Does left want to create middle-class jobs? Or play populist games?

1percentAs the success of the “war on women” rhetoric in getting young women to the polls in 2012 suggests, both parties are likely to be in permanent 24-7-365 campaign mode on a national level from here on out. That doesn’t bode well for substantive debate.

But at some point, it seems likely that the middle class — especially those with laid-off family memories or nervousness about their own prospects — will begin to tire of the Occupy rhetoric and the class-war cliches — the very efforts that laid the groundwork for the current relentless focus by Dems on the minimum wage. I wrote about the diminishing long-term returns of populist rhetoric in January:

“We could have marginal income tax rates of 90 percent, and it wouldn’t change the fact that for 40 years we have been moving inexorably toward an economy in which elite skill sets are highly rewarded while improving technology and automation steadily thin out jobs in which those with average job skills used to be able to make middle-class wages. Instead of the 1 percent vs. 99 percent divide, this is the divide that matters most. New York Times economics columnist Tyler Cowen pegs this gap as the 15 percent of working adults with elite job skills vs. the 85 percent without. …

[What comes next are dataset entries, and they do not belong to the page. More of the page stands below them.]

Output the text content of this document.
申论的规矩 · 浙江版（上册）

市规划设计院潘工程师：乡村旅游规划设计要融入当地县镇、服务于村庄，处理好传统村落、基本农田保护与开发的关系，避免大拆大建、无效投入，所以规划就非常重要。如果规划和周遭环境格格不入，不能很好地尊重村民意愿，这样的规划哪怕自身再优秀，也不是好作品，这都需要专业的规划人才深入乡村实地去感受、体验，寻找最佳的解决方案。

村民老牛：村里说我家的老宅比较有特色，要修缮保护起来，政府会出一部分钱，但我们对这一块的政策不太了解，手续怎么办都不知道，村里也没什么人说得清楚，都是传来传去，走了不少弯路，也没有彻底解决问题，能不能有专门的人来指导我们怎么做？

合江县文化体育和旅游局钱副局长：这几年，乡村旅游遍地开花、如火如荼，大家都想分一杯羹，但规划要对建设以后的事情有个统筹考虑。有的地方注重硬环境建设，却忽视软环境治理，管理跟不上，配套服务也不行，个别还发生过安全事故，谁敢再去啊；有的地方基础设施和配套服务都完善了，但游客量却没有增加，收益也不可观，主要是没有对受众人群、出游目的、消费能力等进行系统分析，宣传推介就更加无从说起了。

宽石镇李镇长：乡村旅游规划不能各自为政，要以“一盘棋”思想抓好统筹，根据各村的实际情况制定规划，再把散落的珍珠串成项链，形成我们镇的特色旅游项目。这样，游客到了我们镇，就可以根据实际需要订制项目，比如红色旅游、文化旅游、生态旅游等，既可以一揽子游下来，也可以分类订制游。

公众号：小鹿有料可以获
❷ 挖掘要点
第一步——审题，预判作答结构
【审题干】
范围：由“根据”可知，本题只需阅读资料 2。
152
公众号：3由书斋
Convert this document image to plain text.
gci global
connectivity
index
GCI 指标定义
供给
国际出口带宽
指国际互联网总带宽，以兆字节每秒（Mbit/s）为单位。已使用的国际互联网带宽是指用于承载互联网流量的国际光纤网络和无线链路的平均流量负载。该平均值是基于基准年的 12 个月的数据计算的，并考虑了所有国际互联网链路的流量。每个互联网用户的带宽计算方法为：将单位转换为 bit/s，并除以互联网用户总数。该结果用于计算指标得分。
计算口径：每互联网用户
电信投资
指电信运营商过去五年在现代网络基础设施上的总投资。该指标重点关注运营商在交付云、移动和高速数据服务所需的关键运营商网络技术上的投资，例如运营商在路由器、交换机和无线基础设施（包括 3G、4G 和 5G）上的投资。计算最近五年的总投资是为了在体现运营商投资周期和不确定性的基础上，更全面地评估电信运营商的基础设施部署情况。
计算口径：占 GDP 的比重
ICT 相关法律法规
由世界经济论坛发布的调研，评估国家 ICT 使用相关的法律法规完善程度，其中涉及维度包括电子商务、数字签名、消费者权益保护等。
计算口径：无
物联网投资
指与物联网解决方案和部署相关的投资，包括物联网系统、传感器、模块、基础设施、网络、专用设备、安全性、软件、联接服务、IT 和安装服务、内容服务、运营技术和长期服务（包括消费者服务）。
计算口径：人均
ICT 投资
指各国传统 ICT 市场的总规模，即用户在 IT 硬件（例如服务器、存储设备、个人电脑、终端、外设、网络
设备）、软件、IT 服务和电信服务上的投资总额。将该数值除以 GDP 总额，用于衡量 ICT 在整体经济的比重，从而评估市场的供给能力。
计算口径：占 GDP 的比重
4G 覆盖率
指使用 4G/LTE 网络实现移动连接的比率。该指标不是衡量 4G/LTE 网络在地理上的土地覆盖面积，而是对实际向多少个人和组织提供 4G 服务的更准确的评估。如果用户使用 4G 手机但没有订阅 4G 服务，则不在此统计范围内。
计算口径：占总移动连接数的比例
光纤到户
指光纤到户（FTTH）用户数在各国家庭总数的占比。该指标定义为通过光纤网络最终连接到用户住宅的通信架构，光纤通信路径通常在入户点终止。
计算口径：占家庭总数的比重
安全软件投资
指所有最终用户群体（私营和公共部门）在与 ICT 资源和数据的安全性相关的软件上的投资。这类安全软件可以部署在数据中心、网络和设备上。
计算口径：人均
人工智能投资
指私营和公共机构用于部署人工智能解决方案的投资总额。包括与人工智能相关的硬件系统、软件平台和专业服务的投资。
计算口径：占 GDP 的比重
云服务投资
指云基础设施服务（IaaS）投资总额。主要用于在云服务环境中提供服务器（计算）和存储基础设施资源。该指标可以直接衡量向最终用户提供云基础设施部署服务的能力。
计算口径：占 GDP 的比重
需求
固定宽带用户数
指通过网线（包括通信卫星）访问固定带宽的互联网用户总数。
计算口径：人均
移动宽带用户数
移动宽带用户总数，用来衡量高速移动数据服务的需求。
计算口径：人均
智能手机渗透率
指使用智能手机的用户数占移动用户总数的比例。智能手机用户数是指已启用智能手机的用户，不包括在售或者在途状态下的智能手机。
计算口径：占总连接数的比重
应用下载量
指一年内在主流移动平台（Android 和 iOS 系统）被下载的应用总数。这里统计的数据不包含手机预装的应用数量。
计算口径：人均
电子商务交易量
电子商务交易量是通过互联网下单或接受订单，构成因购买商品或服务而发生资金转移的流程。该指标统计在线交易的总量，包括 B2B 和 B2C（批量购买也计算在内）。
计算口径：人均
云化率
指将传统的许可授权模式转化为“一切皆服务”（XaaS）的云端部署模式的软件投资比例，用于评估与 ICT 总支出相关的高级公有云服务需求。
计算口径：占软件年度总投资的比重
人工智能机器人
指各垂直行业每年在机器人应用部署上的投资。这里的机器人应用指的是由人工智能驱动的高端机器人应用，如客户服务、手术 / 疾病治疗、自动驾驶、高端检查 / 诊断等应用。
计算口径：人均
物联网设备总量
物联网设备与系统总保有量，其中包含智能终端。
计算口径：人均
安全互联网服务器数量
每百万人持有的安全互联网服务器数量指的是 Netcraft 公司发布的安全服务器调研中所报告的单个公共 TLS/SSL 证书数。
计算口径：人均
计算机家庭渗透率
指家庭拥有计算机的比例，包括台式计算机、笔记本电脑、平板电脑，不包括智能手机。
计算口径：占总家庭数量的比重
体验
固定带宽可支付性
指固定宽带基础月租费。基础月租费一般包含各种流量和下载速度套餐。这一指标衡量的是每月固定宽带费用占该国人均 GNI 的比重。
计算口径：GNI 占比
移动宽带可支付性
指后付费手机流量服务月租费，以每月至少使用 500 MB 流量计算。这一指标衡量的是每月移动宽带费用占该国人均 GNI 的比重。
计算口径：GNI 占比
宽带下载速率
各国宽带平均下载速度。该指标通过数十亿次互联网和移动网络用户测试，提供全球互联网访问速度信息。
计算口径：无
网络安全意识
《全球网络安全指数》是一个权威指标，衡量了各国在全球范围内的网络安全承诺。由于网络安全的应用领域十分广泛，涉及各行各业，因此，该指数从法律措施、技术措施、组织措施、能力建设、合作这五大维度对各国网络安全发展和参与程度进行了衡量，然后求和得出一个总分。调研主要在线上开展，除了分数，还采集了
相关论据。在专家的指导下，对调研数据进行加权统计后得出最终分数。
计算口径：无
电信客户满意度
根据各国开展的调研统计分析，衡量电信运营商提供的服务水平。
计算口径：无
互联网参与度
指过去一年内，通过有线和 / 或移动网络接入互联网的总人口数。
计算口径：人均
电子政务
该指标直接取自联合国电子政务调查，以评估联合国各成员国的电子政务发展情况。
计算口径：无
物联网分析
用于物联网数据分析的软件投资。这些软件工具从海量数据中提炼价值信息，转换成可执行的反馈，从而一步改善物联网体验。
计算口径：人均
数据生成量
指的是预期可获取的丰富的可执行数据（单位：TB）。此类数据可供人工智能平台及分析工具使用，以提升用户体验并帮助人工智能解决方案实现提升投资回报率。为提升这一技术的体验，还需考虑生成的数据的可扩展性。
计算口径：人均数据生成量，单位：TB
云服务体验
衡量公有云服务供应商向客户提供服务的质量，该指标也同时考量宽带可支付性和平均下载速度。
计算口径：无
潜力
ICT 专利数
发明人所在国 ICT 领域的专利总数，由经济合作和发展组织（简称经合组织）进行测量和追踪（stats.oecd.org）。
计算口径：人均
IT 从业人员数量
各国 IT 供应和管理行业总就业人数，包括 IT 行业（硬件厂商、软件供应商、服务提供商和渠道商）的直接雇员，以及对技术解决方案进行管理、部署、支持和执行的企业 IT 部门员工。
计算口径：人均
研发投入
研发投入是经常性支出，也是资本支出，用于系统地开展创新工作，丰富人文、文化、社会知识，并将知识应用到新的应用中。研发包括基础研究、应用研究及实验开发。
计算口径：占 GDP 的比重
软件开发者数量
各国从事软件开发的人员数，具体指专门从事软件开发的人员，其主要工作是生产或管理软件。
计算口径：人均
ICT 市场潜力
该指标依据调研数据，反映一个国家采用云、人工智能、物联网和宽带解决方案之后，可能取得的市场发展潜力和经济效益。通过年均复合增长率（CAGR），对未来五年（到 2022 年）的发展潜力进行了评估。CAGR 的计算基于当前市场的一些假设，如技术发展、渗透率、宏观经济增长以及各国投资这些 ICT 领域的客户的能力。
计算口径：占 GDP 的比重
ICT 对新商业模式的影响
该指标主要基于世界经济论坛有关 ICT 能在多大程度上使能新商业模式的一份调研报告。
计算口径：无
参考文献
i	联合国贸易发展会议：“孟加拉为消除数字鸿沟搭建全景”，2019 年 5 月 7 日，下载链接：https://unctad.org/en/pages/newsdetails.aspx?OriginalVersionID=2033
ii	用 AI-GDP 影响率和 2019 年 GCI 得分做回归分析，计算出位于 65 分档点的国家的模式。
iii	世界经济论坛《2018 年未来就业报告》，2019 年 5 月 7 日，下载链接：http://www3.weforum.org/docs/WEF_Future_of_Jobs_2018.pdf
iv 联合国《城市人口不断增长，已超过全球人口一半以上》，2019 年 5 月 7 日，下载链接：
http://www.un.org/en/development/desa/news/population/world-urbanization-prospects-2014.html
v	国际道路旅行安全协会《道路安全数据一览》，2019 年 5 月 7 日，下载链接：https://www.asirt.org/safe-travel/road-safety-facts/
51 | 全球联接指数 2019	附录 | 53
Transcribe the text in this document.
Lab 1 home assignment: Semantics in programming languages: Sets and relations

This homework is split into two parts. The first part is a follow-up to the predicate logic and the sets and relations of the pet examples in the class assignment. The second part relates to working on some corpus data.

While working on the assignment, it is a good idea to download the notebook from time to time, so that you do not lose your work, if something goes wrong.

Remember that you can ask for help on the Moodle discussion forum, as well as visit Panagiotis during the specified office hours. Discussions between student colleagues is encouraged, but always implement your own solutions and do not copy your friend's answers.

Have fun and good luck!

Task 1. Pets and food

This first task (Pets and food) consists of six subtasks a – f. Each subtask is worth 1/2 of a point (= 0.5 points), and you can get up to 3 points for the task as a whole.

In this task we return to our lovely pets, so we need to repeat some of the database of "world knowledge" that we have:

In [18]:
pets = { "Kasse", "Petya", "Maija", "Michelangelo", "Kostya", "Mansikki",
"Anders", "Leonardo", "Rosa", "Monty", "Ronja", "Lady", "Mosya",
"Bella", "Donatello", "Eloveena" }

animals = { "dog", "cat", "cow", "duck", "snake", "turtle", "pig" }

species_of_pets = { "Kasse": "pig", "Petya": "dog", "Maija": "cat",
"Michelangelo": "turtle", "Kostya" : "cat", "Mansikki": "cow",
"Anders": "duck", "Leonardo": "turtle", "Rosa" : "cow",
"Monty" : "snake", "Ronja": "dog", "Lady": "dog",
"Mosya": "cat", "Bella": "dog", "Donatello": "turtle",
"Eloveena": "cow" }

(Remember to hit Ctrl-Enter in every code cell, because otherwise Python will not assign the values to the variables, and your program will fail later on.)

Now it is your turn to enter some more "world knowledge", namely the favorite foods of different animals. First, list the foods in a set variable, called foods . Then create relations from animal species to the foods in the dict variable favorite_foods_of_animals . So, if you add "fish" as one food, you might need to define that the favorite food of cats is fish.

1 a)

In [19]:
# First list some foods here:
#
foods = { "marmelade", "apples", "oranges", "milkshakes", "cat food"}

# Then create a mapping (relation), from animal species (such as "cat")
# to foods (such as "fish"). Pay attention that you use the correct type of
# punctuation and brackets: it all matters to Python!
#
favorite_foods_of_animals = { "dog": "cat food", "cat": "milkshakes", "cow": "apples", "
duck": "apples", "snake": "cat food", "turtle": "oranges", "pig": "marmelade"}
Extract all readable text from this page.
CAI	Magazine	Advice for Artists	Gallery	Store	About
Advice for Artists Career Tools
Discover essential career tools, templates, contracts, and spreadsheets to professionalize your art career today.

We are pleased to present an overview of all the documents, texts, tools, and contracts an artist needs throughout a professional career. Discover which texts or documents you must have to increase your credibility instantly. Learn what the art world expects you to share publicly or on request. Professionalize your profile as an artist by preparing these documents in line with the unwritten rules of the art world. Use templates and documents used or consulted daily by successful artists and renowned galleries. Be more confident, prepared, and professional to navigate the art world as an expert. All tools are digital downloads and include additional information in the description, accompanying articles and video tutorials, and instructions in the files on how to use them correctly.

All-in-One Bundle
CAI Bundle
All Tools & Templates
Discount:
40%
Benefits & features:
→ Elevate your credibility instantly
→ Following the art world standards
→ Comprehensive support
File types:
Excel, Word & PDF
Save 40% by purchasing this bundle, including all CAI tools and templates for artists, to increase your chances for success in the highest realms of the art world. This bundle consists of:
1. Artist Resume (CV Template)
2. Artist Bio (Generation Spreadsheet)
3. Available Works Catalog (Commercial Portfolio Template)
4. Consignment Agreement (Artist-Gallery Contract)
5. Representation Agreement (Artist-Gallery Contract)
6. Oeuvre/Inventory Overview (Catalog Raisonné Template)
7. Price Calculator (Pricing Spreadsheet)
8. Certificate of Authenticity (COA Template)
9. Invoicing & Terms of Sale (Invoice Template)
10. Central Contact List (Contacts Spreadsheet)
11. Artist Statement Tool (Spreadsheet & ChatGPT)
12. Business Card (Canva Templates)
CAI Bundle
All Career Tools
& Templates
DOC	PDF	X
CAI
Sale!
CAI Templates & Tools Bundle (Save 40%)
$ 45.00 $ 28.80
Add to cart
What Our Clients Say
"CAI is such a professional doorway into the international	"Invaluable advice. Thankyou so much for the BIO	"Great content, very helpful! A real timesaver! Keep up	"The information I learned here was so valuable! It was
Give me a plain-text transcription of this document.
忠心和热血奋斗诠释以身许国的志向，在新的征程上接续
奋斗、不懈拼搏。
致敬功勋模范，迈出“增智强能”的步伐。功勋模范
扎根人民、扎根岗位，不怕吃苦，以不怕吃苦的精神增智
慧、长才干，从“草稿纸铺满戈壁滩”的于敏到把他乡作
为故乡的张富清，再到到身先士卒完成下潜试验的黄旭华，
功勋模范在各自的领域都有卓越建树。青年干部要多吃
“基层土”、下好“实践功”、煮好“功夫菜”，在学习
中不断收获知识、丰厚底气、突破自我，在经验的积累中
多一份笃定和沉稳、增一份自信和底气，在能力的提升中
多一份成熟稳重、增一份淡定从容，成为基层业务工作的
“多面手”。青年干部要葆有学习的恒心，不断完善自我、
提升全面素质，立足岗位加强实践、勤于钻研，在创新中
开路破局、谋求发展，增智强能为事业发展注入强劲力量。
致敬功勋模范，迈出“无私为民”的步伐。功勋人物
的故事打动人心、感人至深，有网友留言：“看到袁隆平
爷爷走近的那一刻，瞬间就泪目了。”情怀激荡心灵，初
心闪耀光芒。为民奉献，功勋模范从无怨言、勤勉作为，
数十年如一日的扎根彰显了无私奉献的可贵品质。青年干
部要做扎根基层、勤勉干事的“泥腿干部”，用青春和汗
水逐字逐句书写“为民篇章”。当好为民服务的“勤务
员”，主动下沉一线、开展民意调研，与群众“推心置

“Thinking in fresh new ways about how we can become the society we need to become is not as tidy or viscerally satisfying as simply blaming the 1 percent. But it has far greater promise of actually yielding a more broadly prosperous society.”

In California, alas, thinking in fresh new ways is verboten in the state Capitol. Majority lawmakers are vastly more likely to use their clout to protect unions and public employees, to give trial lawyers new ways to squeeze money out of the legal system, and to pay tribute to the green religion then to actually take steps to create middle-class jobs.

Will most Californians notice this? Maybe not. I increasingly buy the theory that values drive voting more than pocketbook issues, a big change from a generation ago. And so in California, as long as non-white voters believe right-wingers are uncomfortable with them, right-wingers are doomed in statewide elections. As long as independent, secular Californians believe right-wingers are judgmental social conservatives, they’re doomed in statewide elections.

But if California libertarians and fiscal conservatives ever managed to advance a candidate who kept the focus on jobs and the economy and avoided the right’s baggage, it wouldn’t take a miracle for a GOPer to get elected to statewide office — just a 5-to-1, UCLA-in-this-year’s-March-Madness kind of long shot.